A novel federated learning approach guarantees higher performance in highly heterogeneous federated environments.

摘要

Federated Learning (FL) can be coordinated under the orchestration of a central server to build a privacy-preserving model without collaborative data exchange. However, participant data heterogeneity leads to local optima divergence, affecting convergence outcomes. Recent research focused on global sharpness-aware minimization (SAM) and dynamic regularization to enhance consistency between global and local generalization and optimization objectives. Nonetheless, the estimation of global SAM introduces additional computational and memory overhead. At the same time, the local dynamic regularizer cannot capture the global update state due to training isolation. This paper proposes a novel FL algorithm, FedTOGA, designed to consider optimization and generalization objectives while maintaining minimal uplink communication overhead. By linking local perturbations to global updates, global generalization consistency is improved. Additionally, linking the local dynamic regularizer to global updates increases the perception of the global gradient and enhances optimization consistency. Global updates are passively received by clients, reducing overhead. We also propose neighborhood perturbation to approximate local perturbation, analyzing its strengths and working principle. Theoretical analysis shows FedTOGA achieves faster convergence $O(1/T)$ under non-convex functions. Empirical studies demonstrate that FedTOGA outperforms state-of-the-art algorithms, with a 1% accuracy increase and 30% faster convergence, achieving state-of-the-art.
关键词
Federatd Learning; Heterogeneous Data

评审与讨论

审稿意见
5

This paper proposes an improved optimizer based on SAM, which further enhances the global perspective when applying SAM in federated learning (FL) and maintains global generalization. Both the theoretical analysis and extensive experiments confirm the effectiveness of the proposed method.

优点

  1. The design motivation of this paper is reasonable. Although there are some flaws in the writing, the overall structure is understandable.

  2. The experiments are very thorough, with extensive empirical studies conducted under standard settings to validate the efficiency of the proposed techniques.

  3. A convergence analysis was conducted for the proposed method to demonstrate that its convergence remains at the same level as the previous works.

缺点

  1. The section on Methods (Section 4) is quite disorganized. I suggest that the authors include a notation table to explain all the variables that appear later in the text. I noticed that many variables are introduced without explanation, see questions.

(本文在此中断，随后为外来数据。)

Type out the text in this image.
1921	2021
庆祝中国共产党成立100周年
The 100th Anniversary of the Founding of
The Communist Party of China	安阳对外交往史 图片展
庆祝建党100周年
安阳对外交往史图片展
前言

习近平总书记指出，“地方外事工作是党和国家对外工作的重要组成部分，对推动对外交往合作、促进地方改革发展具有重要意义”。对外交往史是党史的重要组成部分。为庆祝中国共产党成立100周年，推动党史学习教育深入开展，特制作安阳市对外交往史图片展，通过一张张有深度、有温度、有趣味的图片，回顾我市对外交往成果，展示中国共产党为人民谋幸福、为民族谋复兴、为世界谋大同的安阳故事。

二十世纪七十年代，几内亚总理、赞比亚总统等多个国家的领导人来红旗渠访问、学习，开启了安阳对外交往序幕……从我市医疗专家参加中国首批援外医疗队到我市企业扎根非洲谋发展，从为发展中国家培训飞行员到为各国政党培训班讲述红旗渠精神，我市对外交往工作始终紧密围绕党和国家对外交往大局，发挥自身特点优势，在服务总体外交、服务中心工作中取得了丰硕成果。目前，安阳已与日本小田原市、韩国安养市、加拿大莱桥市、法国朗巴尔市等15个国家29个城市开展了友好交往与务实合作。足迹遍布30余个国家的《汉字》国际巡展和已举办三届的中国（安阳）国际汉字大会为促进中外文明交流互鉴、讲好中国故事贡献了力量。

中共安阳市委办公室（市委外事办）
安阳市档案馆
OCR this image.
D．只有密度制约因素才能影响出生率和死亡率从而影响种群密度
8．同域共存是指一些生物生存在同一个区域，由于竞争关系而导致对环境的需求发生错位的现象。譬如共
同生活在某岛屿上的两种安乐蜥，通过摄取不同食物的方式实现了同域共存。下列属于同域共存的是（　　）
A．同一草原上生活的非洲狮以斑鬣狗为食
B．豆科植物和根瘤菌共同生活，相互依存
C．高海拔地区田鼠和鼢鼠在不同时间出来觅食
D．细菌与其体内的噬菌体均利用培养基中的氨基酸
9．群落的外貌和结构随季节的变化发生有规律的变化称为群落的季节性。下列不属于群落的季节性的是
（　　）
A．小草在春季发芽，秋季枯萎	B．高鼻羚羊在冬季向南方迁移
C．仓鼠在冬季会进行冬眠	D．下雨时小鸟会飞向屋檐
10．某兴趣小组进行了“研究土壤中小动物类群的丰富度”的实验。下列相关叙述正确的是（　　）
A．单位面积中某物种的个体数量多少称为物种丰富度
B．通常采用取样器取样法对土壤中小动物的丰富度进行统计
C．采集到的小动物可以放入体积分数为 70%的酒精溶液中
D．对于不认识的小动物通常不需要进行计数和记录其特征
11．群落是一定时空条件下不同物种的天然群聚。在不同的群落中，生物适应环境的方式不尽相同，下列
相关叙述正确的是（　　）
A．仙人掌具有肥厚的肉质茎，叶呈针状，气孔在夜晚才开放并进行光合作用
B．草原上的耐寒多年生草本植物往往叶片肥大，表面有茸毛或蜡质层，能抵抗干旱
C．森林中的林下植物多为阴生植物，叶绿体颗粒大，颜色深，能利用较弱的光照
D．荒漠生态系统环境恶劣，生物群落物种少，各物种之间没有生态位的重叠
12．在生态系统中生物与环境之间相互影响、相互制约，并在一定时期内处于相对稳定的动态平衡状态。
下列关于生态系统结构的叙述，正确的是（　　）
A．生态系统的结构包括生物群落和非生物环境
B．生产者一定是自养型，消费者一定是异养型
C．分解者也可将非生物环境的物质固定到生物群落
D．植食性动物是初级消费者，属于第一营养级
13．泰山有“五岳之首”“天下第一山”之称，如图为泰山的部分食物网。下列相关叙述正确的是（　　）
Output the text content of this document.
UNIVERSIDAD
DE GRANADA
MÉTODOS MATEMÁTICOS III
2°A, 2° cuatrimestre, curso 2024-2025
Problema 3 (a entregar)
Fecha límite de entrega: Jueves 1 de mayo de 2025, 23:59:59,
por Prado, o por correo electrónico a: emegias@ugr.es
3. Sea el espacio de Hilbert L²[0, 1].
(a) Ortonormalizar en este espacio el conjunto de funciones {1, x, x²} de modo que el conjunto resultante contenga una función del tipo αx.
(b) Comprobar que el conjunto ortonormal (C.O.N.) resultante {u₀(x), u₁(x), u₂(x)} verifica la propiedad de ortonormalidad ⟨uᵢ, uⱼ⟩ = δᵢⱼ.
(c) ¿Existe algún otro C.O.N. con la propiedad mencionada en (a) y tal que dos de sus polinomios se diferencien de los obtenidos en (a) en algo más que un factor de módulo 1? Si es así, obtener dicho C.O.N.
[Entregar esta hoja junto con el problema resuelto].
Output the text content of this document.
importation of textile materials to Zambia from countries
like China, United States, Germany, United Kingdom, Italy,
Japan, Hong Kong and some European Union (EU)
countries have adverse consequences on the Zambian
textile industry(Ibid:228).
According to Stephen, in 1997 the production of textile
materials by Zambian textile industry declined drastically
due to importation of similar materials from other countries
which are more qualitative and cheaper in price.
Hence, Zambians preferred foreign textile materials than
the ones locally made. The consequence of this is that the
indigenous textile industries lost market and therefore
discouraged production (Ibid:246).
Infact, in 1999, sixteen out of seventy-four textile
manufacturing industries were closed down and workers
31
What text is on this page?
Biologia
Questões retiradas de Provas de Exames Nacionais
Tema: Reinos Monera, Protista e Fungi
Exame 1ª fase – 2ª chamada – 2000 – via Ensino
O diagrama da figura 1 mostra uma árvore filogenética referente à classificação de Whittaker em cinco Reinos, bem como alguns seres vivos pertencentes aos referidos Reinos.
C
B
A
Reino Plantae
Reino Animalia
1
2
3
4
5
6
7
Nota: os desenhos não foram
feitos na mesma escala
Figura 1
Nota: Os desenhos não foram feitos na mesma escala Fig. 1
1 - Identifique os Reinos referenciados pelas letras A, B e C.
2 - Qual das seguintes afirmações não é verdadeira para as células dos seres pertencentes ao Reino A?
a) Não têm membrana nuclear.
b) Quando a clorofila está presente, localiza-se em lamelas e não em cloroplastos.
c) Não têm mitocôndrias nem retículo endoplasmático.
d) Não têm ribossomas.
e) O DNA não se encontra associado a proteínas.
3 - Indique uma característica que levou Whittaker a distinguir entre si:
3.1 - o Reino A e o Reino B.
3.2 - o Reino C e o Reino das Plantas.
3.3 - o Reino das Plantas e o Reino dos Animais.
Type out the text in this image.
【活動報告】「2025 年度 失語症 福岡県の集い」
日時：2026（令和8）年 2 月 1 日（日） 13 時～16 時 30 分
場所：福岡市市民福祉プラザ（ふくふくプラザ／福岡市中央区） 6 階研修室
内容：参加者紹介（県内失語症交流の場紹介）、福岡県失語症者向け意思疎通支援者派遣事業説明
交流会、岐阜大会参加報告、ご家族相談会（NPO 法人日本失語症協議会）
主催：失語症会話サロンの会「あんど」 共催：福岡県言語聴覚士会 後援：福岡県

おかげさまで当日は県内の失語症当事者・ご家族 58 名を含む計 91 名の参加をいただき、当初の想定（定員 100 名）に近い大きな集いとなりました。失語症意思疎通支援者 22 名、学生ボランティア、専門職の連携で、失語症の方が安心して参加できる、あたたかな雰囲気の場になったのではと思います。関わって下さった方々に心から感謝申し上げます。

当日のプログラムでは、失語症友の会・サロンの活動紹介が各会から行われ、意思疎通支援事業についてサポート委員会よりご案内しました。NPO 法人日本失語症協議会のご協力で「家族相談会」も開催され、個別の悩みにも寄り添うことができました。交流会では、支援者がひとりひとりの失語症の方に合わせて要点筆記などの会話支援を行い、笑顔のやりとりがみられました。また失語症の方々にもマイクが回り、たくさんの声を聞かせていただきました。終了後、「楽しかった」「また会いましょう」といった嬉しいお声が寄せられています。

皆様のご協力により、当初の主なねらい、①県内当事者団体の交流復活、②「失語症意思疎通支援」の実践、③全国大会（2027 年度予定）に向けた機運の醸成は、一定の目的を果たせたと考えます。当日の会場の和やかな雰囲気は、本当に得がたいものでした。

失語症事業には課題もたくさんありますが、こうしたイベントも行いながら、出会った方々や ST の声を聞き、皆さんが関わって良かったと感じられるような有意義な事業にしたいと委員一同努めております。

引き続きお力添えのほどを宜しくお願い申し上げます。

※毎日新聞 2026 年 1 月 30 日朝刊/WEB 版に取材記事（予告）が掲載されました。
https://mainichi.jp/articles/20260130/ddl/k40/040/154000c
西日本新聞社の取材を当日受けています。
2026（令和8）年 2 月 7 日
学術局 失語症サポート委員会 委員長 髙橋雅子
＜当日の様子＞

  2. The definition of Equation (9) seems somewhat obscure and difficult to understand. The vanilla local objective (like FedDyn) adopts the the augmented alternating direction method of multipliers to solve the consensus problem. The term hih_i is the dual variable to balance the dual problem. Performing operations on the dual term seems to affect the consistency solution of the primal problem. I suggest that the authors remove the problem formulation related to Equation (9) and directly introduce the use of certain variables to replace or correct the gradient. Actually, from the optimization perspective, the proposed method still solve eq.(8), but with the novel proposed method (momentum-based gradient estimator and SAM-based local optimizer). If the authors modify the entire Lagrangian function, it still need to be proven that the solution of this function is consistent with the solution of the original problem. I believe this is unnecessary for the techniques proposed in this paper.

问题

  1. A technical question: in line 245, according to the motivation of FedCM that Δtf(θt)\Delta^t\approx \nabla f(\theta^t), why local perturbation is not δkt=ρ(1κ)gi,kt+κΔt(1κ)gi,kt+κΔt\delta_k^t=\rho\frac{(1-\kappa)g_{i,k}^t + \kappa\Delta^t}{\Vert (1-\kappa)g_{i,k}^t + \kappa\Delta^t \Vert}? It looks like a external momentum in current version. Will the current external momentum setting outperform the original inner momentum form estimation of FedCM?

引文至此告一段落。